Related work by Götz goes further. She has found that most neurons in
the cerebral cortex of mice are descendants of radial glia. The clear message is
that glia are a major source of neurons in the developing brain.
Meanwhile, Arturo Alvarez-Buylla and his team at the University of
California, San Francisco, have shown that another kind of glia, star-shaped
cells called astrocytes, generate neurons in certain regions of the brains of
adult mice. The researchers are confident that glia play the same role in
humans. Previously, astrocytes were thought to do little more than eat debris,
deliver nutrients and hold neurons in place.
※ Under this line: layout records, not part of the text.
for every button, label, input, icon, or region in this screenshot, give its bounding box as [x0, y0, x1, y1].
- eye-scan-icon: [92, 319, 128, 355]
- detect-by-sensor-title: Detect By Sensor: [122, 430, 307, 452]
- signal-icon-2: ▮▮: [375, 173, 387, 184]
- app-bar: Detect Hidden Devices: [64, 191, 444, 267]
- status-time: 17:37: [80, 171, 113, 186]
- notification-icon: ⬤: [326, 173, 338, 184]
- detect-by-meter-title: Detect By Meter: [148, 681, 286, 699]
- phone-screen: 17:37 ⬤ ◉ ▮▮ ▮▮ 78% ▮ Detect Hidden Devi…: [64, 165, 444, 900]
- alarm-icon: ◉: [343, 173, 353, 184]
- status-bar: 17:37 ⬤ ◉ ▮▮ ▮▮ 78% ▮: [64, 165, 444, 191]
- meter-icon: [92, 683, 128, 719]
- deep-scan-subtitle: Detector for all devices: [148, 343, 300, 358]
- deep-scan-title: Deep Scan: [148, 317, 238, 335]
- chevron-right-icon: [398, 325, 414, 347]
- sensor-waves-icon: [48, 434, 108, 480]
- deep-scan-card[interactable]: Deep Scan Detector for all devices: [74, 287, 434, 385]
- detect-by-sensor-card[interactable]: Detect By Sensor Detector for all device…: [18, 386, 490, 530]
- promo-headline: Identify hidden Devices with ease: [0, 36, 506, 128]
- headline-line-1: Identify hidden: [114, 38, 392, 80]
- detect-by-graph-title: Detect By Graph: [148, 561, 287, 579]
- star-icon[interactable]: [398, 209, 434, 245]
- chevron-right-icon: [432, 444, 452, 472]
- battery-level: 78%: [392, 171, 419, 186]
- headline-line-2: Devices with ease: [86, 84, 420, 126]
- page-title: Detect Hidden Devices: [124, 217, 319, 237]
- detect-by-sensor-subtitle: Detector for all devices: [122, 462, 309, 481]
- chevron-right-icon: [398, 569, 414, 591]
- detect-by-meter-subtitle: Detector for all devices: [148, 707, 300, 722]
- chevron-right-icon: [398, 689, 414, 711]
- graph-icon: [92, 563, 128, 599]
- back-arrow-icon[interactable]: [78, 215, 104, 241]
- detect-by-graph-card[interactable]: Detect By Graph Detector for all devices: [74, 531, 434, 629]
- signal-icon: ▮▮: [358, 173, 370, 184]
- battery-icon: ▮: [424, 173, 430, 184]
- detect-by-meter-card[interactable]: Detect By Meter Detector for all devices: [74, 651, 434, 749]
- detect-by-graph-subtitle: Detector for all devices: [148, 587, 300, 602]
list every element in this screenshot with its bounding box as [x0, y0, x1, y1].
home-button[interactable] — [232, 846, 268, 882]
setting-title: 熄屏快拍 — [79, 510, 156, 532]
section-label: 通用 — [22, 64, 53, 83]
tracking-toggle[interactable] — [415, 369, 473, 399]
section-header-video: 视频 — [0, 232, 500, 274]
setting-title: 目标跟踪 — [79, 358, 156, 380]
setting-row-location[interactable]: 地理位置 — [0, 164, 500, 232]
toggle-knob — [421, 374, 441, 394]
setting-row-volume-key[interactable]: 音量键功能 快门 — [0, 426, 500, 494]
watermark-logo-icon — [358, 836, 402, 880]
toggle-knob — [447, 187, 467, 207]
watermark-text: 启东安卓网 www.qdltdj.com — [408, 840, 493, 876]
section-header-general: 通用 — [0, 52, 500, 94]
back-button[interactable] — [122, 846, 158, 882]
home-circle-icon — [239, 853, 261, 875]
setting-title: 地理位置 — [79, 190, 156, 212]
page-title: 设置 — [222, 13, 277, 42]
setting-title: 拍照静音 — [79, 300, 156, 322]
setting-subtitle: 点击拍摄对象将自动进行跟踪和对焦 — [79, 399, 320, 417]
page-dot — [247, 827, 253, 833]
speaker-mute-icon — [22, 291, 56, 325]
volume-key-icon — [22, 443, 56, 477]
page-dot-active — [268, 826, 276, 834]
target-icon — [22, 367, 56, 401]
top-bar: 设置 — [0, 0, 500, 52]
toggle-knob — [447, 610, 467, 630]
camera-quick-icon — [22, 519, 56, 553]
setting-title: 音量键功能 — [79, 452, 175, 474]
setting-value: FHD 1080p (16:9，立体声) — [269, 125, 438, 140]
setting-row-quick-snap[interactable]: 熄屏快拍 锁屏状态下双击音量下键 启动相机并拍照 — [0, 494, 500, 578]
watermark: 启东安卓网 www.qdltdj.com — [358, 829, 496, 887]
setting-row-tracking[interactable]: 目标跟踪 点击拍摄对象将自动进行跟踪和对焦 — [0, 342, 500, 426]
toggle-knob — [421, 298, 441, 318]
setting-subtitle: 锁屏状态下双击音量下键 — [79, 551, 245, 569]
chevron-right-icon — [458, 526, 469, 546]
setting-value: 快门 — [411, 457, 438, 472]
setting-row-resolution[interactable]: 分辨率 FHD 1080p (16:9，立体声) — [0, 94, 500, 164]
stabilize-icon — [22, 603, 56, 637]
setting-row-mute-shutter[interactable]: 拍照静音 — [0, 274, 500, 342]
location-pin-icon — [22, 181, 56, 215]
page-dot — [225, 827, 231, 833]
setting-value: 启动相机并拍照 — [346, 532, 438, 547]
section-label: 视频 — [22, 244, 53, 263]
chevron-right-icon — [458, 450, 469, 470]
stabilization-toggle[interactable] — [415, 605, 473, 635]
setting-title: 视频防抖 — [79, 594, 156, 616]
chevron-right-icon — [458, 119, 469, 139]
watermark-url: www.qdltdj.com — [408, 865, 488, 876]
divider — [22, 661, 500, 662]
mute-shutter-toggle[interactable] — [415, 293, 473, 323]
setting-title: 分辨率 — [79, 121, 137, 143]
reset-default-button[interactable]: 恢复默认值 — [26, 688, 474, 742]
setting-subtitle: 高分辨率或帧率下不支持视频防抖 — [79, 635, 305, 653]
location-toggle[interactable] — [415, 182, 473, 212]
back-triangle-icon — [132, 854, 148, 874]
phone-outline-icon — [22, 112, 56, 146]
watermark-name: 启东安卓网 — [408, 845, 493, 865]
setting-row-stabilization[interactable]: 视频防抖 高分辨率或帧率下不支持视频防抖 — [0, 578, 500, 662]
Glia would be a hugely attractive source of new nerve cells, because they
outnumber our neurons 10 to 1. But exploiting them won’t be easy. Not all glia
naturally produce neurons. In fact, even in the parts of adult brains where
neurons are known to form, mice studies show that only about 1 in 100 glial
cells act as NSCs.
But Gordon Fishell of the New York University Medical Center has found a way
to improve the odds. When his team used an engineered virus to introduce more
genes for a protein receptor called Notch into astrocytes, the number capable of
neurogenesis increased 25-fold. And when he infected the cells with a protein
that poisons the Notch activity, the number of cells with NSC ability dropped to
1 in 300. “That’s strong proof Notch is a central player,” he says. Similarly,
Götz’s team has shown that a protein called Pax6, a transcription factor
which activates other genes, pushes glial cells to produce neurons.
This is still a long way from treating disease, of course. To treat
Parkinson’s, for instance, the cells would have to become dopamine-producing
neurons, which will probably require treating them with a sequence of different
factors. “It will take a while to work out the recipe for that,” says
Fishell.
But researchers are thrilled by the idea that glial cells may be the “mother
tissue” of the brain. Kriegstein thinks that as well as clearing damage, they
could eventually generate neurons and then help guide them to their proper
position. And that might be just the beginning, according to Fiona Doetsch of
Harvard University, who has been working with Alvarez-Buylla. “Glia have been
the most mysterious cells in the brain,” she says. “Their role as NSCs is just a
hint there is much more to discover about them.”